Cipla’s performance for the June quarter (Q1) was a mixed bag. While revenue growth was subdued - impacted by distributor level adjustments in India business - cost controls and better growth in the US drove operating performance and net profit.
Cipla’s domestic sales (a third of revenues) diasppointed after declining 12 per cent year-on-year and 10 per cent sequentially. The company attributed the same to a conscious decision on realignment of distributors in trade generics. According to Cipla, the secondary performance, however, remained strong across key therapies with Respiratory and Cardiology segments outpacing the market.
The major boost came from a 67 per cent growth in the US sales, which account for 28 per cent of overall revenues. Rising contribution from high-margin limited competition drugs also helped gross margins expand by over 10 percentage points (or 1,000 basis point; bps). Analysts estimate the same was led by generics of Sensipar (a thyroid treatment drug). Sensipar, according to analysts’ estimates, contributed about $30 million ($35 million in previous quarter) to sales, while the US-based business clocked $130 million in sales. The base business (normalised for Sensipar) still grew year-on-year, highlighted Cipla.
The South Africa business declined 8 per cent but that was due to lower tender business, which is expected to see a recovery in Q2. The non-tender business continues to outpace the market and grew over 2 times the industry value at 7.3 per cent. Also, the acquired portfolio of Mirren in the OTC (over-the-counter) space grew by over 10 per cent.
On the whole, with the domestic and Africa sales down, it is not surprising that Cipla’s revenues grew by just 1.3 per cent year-on-year in Q1. The US business driving gross margins, though, meant that operating profit margin improved 426 bps year-on-year to 22.7 per cent.
Cipla received an EIR (Establishment Inspection Report) for its Kurkumbh plant, which was inspected by the US FDA during March, indicating a regulatory clearance for this key facility.

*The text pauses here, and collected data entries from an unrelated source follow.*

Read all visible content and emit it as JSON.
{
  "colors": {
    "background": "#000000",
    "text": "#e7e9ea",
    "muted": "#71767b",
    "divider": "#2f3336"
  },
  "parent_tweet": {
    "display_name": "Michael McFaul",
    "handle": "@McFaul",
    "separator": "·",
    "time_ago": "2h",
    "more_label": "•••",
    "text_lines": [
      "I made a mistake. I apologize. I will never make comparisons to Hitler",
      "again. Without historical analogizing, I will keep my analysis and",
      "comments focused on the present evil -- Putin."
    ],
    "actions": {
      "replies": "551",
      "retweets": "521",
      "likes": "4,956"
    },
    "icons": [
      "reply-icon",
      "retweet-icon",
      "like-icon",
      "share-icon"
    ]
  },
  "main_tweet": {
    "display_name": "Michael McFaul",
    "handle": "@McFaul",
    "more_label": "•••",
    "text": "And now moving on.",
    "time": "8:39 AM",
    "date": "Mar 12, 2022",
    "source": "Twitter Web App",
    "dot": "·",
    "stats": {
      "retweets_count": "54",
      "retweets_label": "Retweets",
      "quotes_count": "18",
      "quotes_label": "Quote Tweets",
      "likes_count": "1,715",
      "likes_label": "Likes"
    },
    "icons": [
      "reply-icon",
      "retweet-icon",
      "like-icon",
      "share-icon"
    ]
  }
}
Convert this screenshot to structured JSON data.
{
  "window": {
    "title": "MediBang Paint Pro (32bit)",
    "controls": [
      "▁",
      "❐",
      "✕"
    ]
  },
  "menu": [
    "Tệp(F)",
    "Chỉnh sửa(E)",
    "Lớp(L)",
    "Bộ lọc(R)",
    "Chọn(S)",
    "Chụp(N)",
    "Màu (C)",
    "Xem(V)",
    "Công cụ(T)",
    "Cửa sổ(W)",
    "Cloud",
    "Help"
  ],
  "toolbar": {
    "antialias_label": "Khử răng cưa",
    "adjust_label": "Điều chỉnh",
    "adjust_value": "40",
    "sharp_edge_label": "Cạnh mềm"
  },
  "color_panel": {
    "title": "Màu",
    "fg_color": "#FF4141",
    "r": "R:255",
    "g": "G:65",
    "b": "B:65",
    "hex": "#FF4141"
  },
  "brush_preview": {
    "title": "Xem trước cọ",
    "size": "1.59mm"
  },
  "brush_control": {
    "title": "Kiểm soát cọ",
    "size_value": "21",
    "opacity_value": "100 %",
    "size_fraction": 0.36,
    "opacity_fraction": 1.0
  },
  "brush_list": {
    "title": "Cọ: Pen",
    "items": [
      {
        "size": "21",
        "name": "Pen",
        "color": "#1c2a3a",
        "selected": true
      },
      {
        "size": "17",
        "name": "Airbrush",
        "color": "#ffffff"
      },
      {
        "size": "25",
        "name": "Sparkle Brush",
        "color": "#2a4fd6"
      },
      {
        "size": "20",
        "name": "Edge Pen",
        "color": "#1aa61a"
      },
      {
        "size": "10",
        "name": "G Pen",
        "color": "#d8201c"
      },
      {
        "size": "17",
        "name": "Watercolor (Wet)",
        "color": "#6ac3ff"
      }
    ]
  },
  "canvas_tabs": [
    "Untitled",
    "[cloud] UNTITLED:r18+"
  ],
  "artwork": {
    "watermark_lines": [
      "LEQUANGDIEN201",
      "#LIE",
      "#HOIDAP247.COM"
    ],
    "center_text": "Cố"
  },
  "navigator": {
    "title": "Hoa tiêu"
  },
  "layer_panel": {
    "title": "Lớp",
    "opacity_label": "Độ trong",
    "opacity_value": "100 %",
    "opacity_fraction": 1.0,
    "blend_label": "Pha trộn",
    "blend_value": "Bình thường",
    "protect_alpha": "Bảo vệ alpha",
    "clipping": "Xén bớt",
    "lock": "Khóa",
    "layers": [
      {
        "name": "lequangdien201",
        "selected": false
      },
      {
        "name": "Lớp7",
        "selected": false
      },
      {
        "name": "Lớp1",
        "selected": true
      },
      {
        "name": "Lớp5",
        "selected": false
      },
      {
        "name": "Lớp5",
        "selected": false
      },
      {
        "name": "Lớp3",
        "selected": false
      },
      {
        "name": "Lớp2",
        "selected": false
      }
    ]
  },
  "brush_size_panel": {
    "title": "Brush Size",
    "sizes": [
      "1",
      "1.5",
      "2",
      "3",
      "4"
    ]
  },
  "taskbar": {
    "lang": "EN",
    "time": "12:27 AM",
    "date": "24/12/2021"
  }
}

While Form 483 for its Bengaluru active pharma ingredient (API) plant with seven observations still needs to be resolved, it is not a significant risk.
Given the temporary nature of the hit in India and Africa business and overall jump in profitability, it is not surprising that Cipla’s shares surged nearly four per cent on Wednesday. However, some tweaking of FY20 estimates by analysts isn’t ruled out.
Analysts such as Krishnanath Munde at Reliance Securities continue to have buy rating on the stock, even as he will revisit his estimates. However, since the stock has corrected significantly since May highs, the overall view of the Street is also likely to remain positive.